Belum usai kasus Rumini, beberapa hari terakhir gempar laporan soal sejumlah wali murid siswa SMPN 4 Kota Tangerang Selatan (Tangsel) yang mengungkapkan kekesalan atas praktik pungli yang terjadi. Amarah mereka memuncak lantaran ijazah anaknya terancam ditahan sebelum menyetor lunas uang donasi.
Para wali murid itu akhirnya membeberkan praktik pungli sudah berlangsung sekian lama di SMPN 4. Meski dibayangi rasa takut tekanan pihak sekolah, namun mereka memberanikan diri memprotesnya agar ijazah sang anak dapat diambil.

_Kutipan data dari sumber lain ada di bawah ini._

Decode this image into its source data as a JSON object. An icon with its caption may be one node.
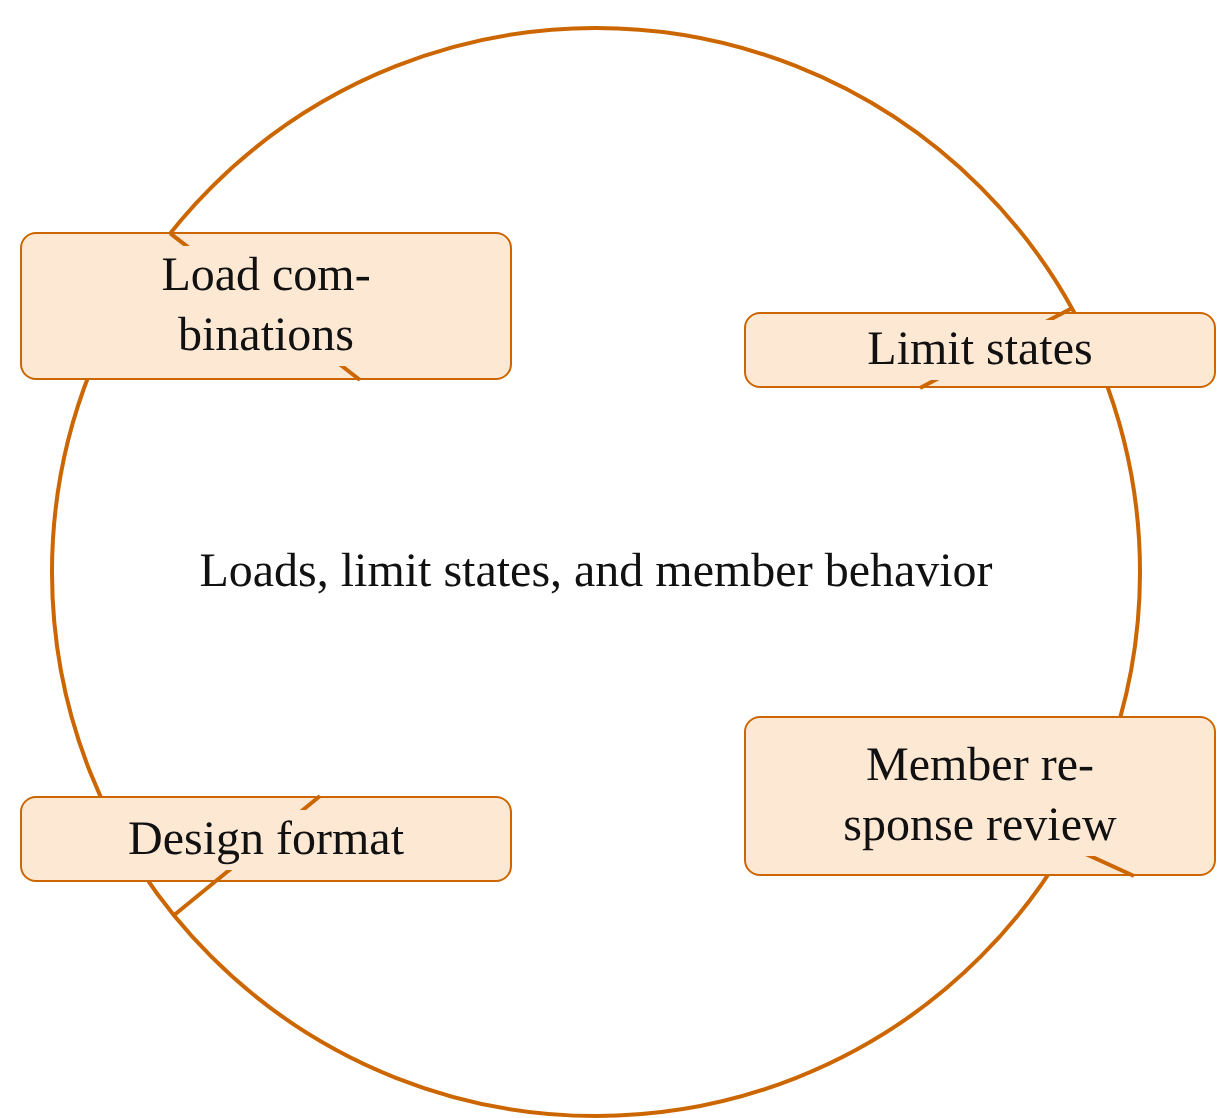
{
  "diagram": {
    "nodes": [
      {
        "text": [
          "Loads, limit states, and member behavior"
        ]
      },
      {
        "text": [
          "Load com- binations"
        ]
      },
      {
        "text": [
          "Limit states"
        ]
      },
      {
        "text": [
          "Design format"
        ]
      },
      {
        "text": [
          "Member re- sponse review"
        ]
      }
    ],
    "edges": [
      {
        "from": 0,
        "to": 1,
        "arrow": "none"
      },
      {
        "from": 0,
        "to": 2,
        "arrow": "none"
      },
      {
        "from": 0,
        "to": 3,
        "arrow": "none"
      },
      {
        "from": 0,
        "to": 4,
        "arrow": "none"
      }
    ]
  }
}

Salah satu wali murid berinisial T, menyebutkan adanya istilah uang donasi yang dibebankan kepada siswa yang masuk program Cerdas Istimewa dan Bakat Istimewa (CIBI). Di mana jumlahnya variatif, Rp1 juta, Rp5 juta, hingga Rp7 jutaan.

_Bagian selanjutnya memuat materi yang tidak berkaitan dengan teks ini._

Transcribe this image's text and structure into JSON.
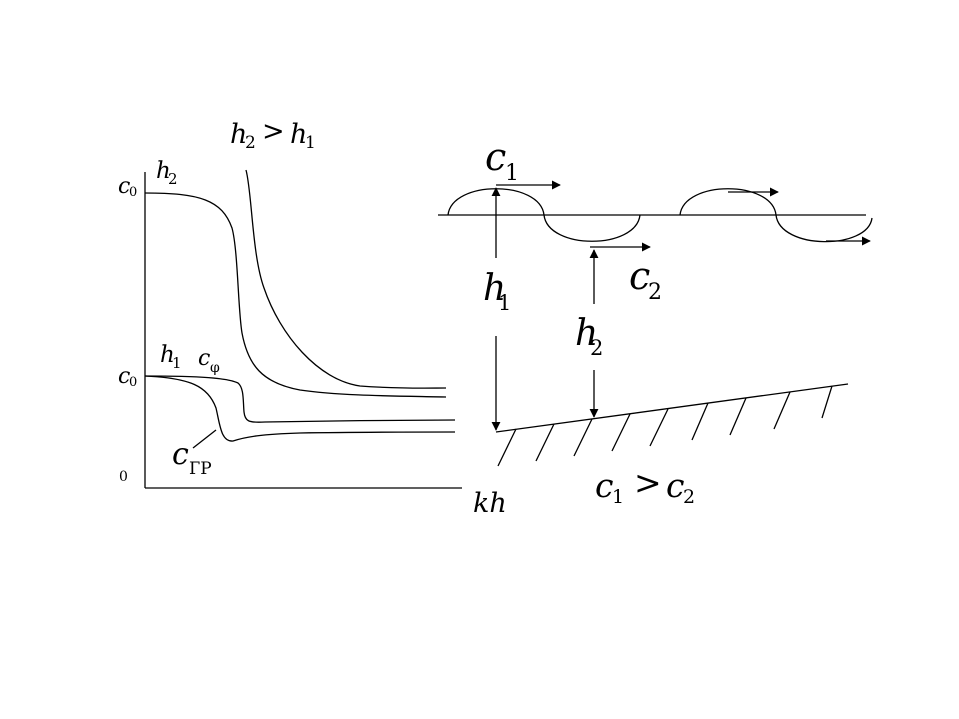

"Kita mau ngasih satu juta, kita takut anak kita enggak diterima. Saya waktu itu ngasih lima juta," kata dia didampingi wali murid lainnya, kepada wartawan di Pamulang, Tangsel, Kamis (3/10).
Menurutnya, setelah membayar uang donasi, rupanya masih banyak lagi pungutan-pungutan lain yang ditarik selama kegiatan belajar, misalnya saja uang kesejahteraan perbulan Rp300 ribu, uang perpustakaan Rp50 ribu perbulan, uang komputer Rp50 ribu perbulan, dan uang kas Rp5 ribu yang ditarik per minggu.
"Setelah masuk, ternyata banyak lagi pungutan-pungutan itu. Jadi dalihnya pakai nama komite sekolah, padahal kita nggak diajak pembahasannya, tiba-tiba ada kesepakatan seperti itu aja," jelasnya.
Mulanya para wali murid satu sama lain tak terlalu mempersoalkan pungli di lingkungan sekolah. Namun situasi berubah, manakala kelulusan mereka mendapati jika anak-anaknya diharuskan membayar lunas semua setoran Pungli tersebut.
"Jadi kan bayarnya bulanan, ada yang bolong-bolong juga bayarnya. Karena kan dicatat dalam kartu iuran, jadi yang bolong-bolong itu harus dilunasi saat mau ambil ijazah," sambungnya.
Menurut wali murid, mereka sempat menyatakan keberatan kepada pihak sekolah untuk membayar lunas seluruh uang donasi. Keberatan itu tertuang dalam surat pernyataan bersama yang diparaf pada April 2019 lalu. Meski begitu, mereka menggantinya dengan pemberian uang sukarela sebesar Rp500 ribu tiap siswa.
"Waktu itu diserahin Rp9 juta ke sekolah, dari sejumlah wali murid," ujarnya.